20
de abril de 2015 | N° 18138
DAVID
COIMBRA
Uma cusparada na
cara
O
Millôr Fernandes e o Chico Buarque não se davam. O Jaguar conta que, uma vez, o
Chico entrou num bar no Leblon, viu o Millôr sentado, foi lá e acertou-lhe uma
cusparada na cara. O Millôr, furioso, jogou a mesa em que estava e tudo o que
havia sobre ela no Chico, e errou. Aí o Chico deu mais uma cusparada nele e
acertou de novo. Aí o Millôr atirou outra mesa no Chico e desta vez acertou
também.
Entrevistei
o Millôr em seu estúdio em Ipanema, em 2007. Sobre o Chico, ele repetiu uma
sentença que o ouvira pronunciar em alguma entrevista:
–
Sempre desconfio de quem lucra com sua ideologia.
Fiquei
com essa frase para mim. Mas a adaptei. Digo o seguinte: sempre desconfio de
quem tem ideologia.
Não
ideia. Não ideal.
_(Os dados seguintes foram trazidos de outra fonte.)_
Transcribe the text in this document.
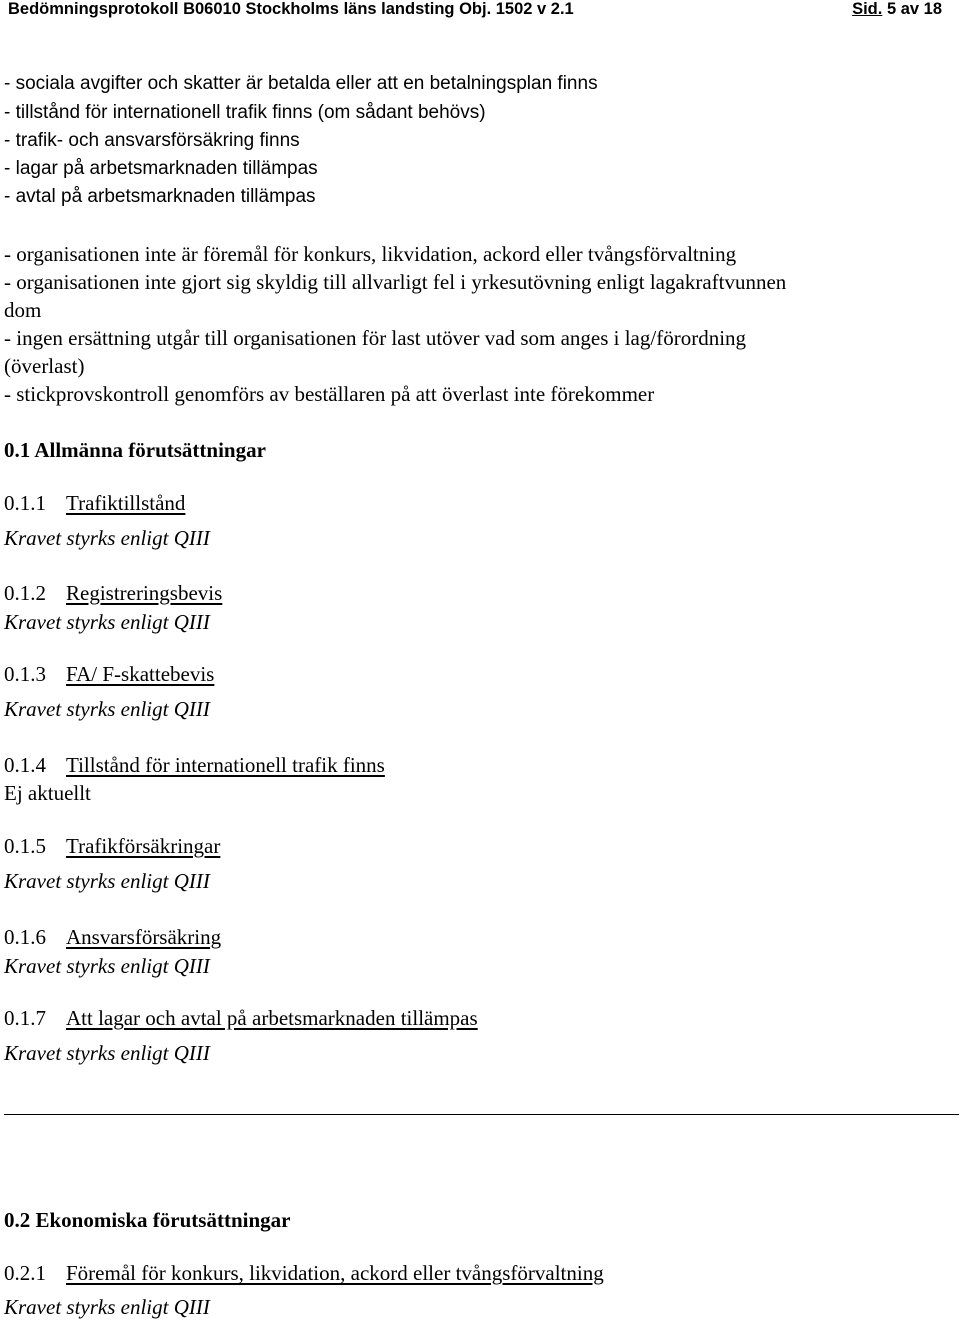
Bedömningsprotokoll B06010 Stockholms läns landsting Obj. 1502 v 2.1	Sid. 5 av 18
- sociala avgifter och skatter är betalda eller att en betalningsplan finns
- tillstånd för internationell trafik finns (om sådant behövs)
- trafik- och ansvarsförsäkring finns
- lagar på arbetsmarknaden tillämpas
- avtal på arbetsmarknaden tillämpas
- organisationen inte är föremål för konkurs, likvidation, ackord eller tvångsförvaltning
- organisationen inte gjort sig skyldig till allvarligt fel i yrkesutövning enligt lagakraftvunnen
dom
- ingen ersättning utgår till organisationen för last utöver vad som anges i lag/förordning
(överlast)
- stickprovskontroll genomförs av beställaren på att överlast inte förekommer
0.1 Allmänna förutsättningar
0.1.1 Trafiktillstånd
Kravet styrks enligt QIII
0.1.2 Registreringsbevis
Kravet styrks enligt QIII
0.1.3 FA/ F-skattebevis
Kravet styrks enligt QIII
0.1.4 Tillstånd för internationell trafik finns
Ej aktuellt
0.1.5 Trafikförsäkringar
Kravet styrks enligt QIII
0.1.6 Ansvarsförsäkring
Kravet styrks enligt QIII
0.1.7 Att lagar och avtal på arbetsmarknaden tillämpas
Kravet styrks enligt QIII
0.2 Ekonomiska förutsättningar
0.2.1 Föremål för konkurs, likvidation, ackord eller tvångsförvaltning
Kravet styrks enligt QIII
Ideologia.
O
homem que se guia por dogmas os coloca acima das pessoas. Quem não partilha de
seus dogmas é contra ele.
Os
maiores homens da Humanidade, os que conseguiram os maiores avanços, as
conquistas mais profundas e duradouras, conseguiram por colocarem as pessoas
acima das ideologias.
Vou
pegar dois: Martin Luther King e Nelson Mandela.
Mandela,
antes de se tornar sábio, era um imbecil. Era um terrorista sanguinário, um
esquerdista radical, obtuso como todos os radicais. Precisou passar o período
de toda uma geração na cadeia para aprender a se tornar gente e, tornando-se
gente, compreendeu o óbvio: que ninguém constrói nada com destruição. Ao sair
da prisão, ergueu uma obra única na história da política mundial apenas com
gestos e palavras, e em apenas quatro anos. Estive na África do Sul e
testemunhei o poder do verbo de Mandela. Só com a palavra, ele conseguiu a
pacificação de um país que tinha tudo para atravessar séculos ardendo nas
labaredas da guerra civil.
Luther
King fez algo parecido, só que sem ter mandato. Luther King era uma espécie de
Ghandi dos negros americanos – defendia a resistência pacífica como método de
mudança. Sua nêmesis era Malcolm X, o pregador da violência. Ambos viveram aqui
perto de onde moro, em Boston. Luther King formou-se na Boston University,
Malcolm formou-se nos bares de blues e jazz. Examinando o que um e outro
conseguiram, resta claro que Luther King estava certo, e Malcolm, errado. O
próprio Malcolm reconheceu isso. Depois de uma viagem a Meca, voltou aos Estados
Unidos decidido a mudar de estratégia, mas não teve tempo: morreu assassinado
com 16 tiros no coração.
Todas
essas histórias mostram o mesmo: a verdadeira mudança só ocorre quando as
pessoas estão acima das ideologias, nunca o contrário. No caso do Brasil, essa
máxima é mais do que norma: é lei pétrea.
Lula
foi bem-sucedido quando compreendeu isso e amaciou o PT. Mas alguns confundiram
suavidade com permissividade, e as relações se tornaram ásperas, e muitos
brasileiros foram para os extremos. Assim não vai dar certo. Tenham todos,
Chicos e Millôres, Lulas e Aécios, tenham todos uma certeza: de que nada que
está nos extremos dá certo, no Brasil.